Lncrna snhg16 aggravates high glucose-induced podocytes injury in diabetic nephropathy through targeting mir-106a and thereby up-regulating klf9

Abstract

Introduction: Diabetic nephropathy (DN) is one of the major complications of diabetes and podocyte injury plays an important role in the DN pathogenesis. MicroRNA (miR)-106a is predicated to be a target of long noncoding RNA (lncRNA) SNHG16 and has been identified as a therapeutic biomarker for diabetic kidney diseases. However, the role of SNHG16/miR-106a axis in DN has not been illustrated.

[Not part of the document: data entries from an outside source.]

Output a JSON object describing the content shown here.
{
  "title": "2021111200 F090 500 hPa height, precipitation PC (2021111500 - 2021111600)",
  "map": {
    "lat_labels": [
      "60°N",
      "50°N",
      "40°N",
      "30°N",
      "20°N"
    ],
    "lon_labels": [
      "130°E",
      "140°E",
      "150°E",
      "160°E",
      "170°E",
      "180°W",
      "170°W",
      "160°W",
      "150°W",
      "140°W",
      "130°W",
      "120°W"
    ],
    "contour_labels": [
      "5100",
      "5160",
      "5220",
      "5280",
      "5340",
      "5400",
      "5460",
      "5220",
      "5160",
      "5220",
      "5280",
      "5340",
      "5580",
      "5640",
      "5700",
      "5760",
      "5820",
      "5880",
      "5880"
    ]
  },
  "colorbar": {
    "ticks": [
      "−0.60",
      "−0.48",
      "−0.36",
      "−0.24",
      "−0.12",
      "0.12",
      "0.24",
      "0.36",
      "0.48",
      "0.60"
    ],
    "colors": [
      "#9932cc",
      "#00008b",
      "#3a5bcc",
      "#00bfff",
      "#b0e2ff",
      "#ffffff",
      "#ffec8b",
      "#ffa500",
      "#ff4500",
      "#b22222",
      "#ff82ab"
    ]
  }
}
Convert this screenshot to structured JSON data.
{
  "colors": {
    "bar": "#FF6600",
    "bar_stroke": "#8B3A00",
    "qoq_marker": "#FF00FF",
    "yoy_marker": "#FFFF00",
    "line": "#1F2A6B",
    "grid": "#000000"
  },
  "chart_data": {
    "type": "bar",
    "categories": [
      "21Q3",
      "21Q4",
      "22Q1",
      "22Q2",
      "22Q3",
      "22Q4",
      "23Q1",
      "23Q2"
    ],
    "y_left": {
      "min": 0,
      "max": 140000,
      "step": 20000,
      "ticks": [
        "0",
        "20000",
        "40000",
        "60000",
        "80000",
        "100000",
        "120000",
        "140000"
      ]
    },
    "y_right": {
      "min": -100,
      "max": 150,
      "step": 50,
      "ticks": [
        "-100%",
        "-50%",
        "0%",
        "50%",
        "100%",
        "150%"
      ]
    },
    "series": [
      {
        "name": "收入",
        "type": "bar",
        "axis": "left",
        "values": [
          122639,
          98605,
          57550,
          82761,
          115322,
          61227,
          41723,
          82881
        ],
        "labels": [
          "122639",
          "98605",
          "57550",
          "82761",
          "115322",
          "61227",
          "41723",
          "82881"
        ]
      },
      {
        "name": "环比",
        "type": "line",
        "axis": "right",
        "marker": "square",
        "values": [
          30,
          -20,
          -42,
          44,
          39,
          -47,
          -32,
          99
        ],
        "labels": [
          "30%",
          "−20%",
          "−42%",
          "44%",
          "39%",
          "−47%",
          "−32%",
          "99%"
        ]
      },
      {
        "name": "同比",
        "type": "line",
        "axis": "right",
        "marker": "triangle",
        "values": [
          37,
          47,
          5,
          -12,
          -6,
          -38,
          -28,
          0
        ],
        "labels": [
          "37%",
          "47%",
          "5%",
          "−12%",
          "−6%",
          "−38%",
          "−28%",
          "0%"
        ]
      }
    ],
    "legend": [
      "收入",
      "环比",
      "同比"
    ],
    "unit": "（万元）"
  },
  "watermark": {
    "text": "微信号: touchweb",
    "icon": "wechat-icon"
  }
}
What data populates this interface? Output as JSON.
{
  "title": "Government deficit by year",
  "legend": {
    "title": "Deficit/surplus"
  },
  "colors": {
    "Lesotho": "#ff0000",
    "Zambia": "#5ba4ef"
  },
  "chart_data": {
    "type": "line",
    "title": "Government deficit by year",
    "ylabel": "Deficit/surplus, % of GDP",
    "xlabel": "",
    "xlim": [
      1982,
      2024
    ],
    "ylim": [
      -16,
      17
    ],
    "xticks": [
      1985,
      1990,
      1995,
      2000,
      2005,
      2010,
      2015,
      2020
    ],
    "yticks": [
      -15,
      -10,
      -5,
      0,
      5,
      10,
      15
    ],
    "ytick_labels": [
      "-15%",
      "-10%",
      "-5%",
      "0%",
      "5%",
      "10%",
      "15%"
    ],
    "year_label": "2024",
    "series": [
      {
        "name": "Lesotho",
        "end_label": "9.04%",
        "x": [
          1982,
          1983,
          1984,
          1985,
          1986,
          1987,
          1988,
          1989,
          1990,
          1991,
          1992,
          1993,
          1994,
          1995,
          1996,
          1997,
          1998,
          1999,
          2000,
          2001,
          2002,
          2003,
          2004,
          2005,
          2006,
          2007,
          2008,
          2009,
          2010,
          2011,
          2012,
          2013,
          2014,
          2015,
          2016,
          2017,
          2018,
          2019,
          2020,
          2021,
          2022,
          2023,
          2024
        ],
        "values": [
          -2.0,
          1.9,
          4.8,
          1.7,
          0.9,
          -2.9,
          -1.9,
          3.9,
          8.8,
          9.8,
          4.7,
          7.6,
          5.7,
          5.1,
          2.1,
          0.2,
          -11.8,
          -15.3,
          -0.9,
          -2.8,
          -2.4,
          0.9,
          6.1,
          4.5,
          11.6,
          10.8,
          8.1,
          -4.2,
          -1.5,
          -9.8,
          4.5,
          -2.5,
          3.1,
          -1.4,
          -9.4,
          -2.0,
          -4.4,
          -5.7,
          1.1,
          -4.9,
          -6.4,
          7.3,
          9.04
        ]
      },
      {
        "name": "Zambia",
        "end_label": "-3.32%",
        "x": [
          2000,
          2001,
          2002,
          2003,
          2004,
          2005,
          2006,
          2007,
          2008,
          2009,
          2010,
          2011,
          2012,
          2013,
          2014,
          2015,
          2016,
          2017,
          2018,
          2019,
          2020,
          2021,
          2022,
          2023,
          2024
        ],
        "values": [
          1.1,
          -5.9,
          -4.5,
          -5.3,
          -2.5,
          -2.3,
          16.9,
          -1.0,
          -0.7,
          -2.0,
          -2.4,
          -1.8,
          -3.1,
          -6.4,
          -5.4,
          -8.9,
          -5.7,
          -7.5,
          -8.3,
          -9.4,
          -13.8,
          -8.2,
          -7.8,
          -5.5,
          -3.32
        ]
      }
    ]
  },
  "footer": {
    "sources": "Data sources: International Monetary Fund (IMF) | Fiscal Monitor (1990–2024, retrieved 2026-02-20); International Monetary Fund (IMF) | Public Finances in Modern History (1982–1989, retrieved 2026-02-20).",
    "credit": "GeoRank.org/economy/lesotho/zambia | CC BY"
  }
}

This study aimed to investigate whether SNHG16 could regulate podocyte injury via miR-106a in DN and uncover the underlying mechanism. Methods: MPC5 podocytes were treated with control or high glucose (HG) medium, and then miR-106a level was measured. MPC5 cells that exposed to HG were overexpressed with miR-106a or not, following by overexpression with or without KLF9 or SNHG16. Then, cell viability, apoptosis, reactive oxygen species and the protein expression of synaptopodin and podocin were evaluated. Results: MiR-106a was down-regulated in the serum of DN patients and HG-induced MPC5 podocytes. Overexpression of miR-106a suppressed HG-induced decrease in cell viability, Bcl-2, synaptopodin and podocin expression, increase in ROS, apoptotic cells, Bax and cleaved-caspase 3 expression. MiR-106a could bind to both KLF9 and lncRNA SNHG16, which were up-regulated in the serum of DN patients and HG-induced MPC5 podocytes. The level of miR-106a was decreased by SNHG16 overexpression and miR-106a overexpression reduced KLF9 expression. Furthermore, overexpression of KLF9 or SNHG16 blunted the protective effects of miR-106a on HG-induced MPC5 injury. Discussion: LncRNA SNHG16 could promote HG-stimulated podocytes injury via targeting miR-106a to enhance KLF9 expression. The intervention of SNHG16/miR-106a/KLF9 may be a therapeutic treatment for DN.